My opinion, for what it’s worth, is that the cinema seats were incredibly uncomfortable and left the audience with numb bums. Oh I see, you want to know about the film? Well, it is ravishing to look at, understated but over-hyped, has less to say than it thinks it has, has characters that are less than engaging and who mumble constantly into their metaphorical beards, rambles along with little apparent purpose, and fails to deliver much by way of dramatic punch in 2 hours 17 minutes. It goes nowhere much, says little, does nothing.

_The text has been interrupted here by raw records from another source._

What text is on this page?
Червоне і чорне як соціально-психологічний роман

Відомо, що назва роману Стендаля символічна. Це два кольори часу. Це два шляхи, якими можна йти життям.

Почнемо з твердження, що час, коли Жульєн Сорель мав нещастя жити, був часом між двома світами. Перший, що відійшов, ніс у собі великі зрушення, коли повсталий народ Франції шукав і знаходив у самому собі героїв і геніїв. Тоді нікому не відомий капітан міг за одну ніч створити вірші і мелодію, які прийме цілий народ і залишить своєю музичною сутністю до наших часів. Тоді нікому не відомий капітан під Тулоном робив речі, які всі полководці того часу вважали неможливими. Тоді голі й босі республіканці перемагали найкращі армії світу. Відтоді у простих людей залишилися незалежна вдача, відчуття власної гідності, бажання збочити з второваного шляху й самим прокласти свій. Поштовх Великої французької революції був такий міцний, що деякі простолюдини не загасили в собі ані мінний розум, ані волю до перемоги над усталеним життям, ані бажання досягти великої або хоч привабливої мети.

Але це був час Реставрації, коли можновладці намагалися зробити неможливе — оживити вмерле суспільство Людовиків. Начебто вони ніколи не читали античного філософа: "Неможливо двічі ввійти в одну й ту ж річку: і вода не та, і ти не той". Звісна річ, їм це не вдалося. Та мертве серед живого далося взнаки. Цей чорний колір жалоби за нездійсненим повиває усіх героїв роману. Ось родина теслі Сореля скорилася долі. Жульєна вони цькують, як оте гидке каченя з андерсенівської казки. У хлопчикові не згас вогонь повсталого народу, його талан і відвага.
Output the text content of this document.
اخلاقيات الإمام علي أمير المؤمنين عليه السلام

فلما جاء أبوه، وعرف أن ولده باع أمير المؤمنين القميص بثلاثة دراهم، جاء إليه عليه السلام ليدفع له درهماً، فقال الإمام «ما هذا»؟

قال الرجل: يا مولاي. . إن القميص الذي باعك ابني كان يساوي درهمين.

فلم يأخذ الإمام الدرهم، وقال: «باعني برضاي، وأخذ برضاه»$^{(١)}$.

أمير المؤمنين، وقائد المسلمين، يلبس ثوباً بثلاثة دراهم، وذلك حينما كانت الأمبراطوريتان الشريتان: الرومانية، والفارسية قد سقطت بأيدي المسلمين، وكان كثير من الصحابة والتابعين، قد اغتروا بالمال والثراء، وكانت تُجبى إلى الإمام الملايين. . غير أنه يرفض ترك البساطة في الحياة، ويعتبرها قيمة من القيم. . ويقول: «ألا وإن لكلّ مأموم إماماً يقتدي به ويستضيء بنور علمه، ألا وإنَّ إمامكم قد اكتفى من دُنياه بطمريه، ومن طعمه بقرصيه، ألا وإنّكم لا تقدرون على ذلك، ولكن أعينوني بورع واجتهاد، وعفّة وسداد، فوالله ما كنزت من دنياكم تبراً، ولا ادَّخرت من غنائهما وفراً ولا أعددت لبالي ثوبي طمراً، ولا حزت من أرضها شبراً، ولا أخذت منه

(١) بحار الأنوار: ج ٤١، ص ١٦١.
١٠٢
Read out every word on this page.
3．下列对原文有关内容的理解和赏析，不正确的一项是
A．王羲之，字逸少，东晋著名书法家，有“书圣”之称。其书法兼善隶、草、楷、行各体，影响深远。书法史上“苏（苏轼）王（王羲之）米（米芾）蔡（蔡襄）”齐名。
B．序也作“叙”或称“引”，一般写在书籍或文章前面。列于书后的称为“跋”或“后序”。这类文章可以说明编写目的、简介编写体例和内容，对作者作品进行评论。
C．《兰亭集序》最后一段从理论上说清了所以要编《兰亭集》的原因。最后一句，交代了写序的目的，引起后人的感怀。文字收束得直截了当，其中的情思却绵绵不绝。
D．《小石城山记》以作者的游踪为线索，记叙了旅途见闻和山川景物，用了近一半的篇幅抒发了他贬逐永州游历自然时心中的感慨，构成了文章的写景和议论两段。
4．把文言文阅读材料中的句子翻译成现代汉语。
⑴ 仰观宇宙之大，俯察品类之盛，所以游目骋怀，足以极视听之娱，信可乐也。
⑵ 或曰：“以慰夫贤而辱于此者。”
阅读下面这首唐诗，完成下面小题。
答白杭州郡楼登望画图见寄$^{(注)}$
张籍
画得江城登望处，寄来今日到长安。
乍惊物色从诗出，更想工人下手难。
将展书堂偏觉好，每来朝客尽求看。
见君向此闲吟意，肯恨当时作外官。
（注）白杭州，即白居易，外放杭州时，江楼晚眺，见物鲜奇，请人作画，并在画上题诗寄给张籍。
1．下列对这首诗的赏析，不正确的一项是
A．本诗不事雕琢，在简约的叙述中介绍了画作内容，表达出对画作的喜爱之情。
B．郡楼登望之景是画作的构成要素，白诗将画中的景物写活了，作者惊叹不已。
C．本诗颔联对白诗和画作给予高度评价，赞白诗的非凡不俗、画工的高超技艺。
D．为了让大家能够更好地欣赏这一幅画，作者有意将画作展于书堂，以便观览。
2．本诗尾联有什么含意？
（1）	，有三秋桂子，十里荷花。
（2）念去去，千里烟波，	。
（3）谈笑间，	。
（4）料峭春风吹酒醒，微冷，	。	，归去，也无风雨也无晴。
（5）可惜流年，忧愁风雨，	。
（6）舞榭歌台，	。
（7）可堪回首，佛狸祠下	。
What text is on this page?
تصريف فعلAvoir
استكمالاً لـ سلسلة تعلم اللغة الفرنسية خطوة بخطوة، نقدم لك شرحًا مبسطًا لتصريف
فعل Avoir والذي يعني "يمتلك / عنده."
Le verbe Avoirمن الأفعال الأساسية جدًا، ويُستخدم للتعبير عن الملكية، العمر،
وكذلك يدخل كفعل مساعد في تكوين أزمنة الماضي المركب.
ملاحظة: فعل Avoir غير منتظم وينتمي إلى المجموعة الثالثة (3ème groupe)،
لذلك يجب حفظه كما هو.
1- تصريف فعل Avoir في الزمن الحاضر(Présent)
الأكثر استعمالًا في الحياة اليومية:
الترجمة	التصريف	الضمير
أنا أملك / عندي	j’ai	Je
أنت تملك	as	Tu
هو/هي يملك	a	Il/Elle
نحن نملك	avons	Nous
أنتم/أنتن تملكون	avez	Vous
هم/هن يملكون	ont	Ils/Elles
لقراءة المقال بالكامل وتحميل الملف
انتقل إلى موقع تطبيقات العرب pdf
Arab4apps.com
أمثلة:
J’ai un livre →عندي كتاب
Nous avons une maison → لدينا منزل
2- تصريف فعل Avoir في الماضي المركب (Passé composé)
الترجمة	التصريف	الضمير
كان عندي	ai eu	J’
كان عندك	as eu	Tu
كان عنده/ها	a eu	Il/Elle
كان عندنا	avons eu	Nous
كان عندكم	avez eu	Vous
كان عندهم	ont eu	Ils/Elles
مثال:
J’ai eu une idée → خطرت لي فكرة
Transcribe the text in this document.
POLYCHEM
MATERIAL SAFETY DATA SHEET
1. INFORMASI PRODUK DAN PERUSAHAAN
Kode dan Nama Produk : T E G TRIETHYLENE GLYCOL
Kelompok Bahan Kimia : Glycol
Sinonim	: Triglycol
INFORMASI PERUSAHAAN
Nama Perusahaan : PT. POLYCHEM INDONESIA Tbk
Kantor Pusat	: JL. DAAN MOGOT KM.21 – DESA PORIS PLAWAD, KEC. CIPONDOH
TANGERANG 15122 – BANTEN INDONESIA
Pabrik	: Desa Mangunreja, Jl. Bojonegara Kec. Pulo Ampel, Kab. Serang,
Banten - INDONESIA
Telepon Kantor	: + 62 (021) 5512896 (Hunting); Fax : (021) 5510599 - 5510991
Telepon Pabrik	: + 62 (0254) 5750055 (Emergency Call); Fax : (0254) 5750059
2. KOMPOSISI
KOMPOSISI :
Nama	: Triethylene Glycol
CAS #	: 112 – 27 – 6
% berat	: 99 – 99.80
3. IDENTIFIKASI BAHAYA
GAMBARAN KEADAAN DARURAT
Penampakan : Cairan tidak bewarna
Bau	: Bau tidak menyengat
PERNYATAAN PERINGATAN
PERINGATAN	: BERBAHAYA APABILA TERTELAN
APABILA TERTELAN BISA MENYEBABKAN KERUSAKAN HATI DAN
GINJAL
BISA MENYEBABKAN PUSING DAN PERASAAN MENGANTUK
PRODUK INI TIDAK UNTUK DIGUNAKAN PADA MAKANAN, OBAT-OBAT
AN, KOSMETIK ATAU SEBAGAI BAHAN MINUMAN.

The essence of the film is simple: Chandler’s older brother dies suddenly, such that he travels 90 minutes to said MbtS, see the body and finds himself guardian of Joe’s son Patrick, the capability for which task he does not find within him.
In a series of flashbacks we learn his mistake led to his house burning down and his two young daughters being killed. At the police station Chandler attempted suicide by taking the gun of an officer, but was wrestled to the ground before he could succeed. He tries to help Patrick, including taking him to see his girlfriends (no moral probity!), and to see his paranoid mother (Gretchen Mol) – now with Matthew Broderick’s uptight and religious fiancé.
Lee runs into his ex (Michelle Williams) who blubs and apologises for blaming him for the accident, though she is remarried and has a new child of her own. Eventually, Lee tells Patrick he has a new job in Boston and will leave him in the care of C J Wilson’s boat owner George. That’s pretty much it really; less an arc than as a downward spiral, and not even a proper tragedy.
Affleck delivers a slow-burn low-key performance but doesn’t win friends in quite the same way Lucas Hedges’s Patrick succeeds, but the pacing of the film is not Affleck’s fault. There is an awful lot of time devoted to the camera cringing as the characters struggle with what to say and usually fail. It is not an eloquent silence. To be fair, there are moments of dry humour to be found in Lonnergan’s script, if you can hear them and have not fallen asleep, but they do not compensate for the lumpen exchanges in which precisely nothing is spoken, verbally or in any other way.
I’m fully aware a lot of people disagree with me, and they are welcome to their views – including my companion, who thought it “powerful.” I’m simply being honest when I say it did not hold my attention or inspire any emotional response in me. The fact is, you shouldn’t be left feeling flat from an Oscar-worthy movie, period.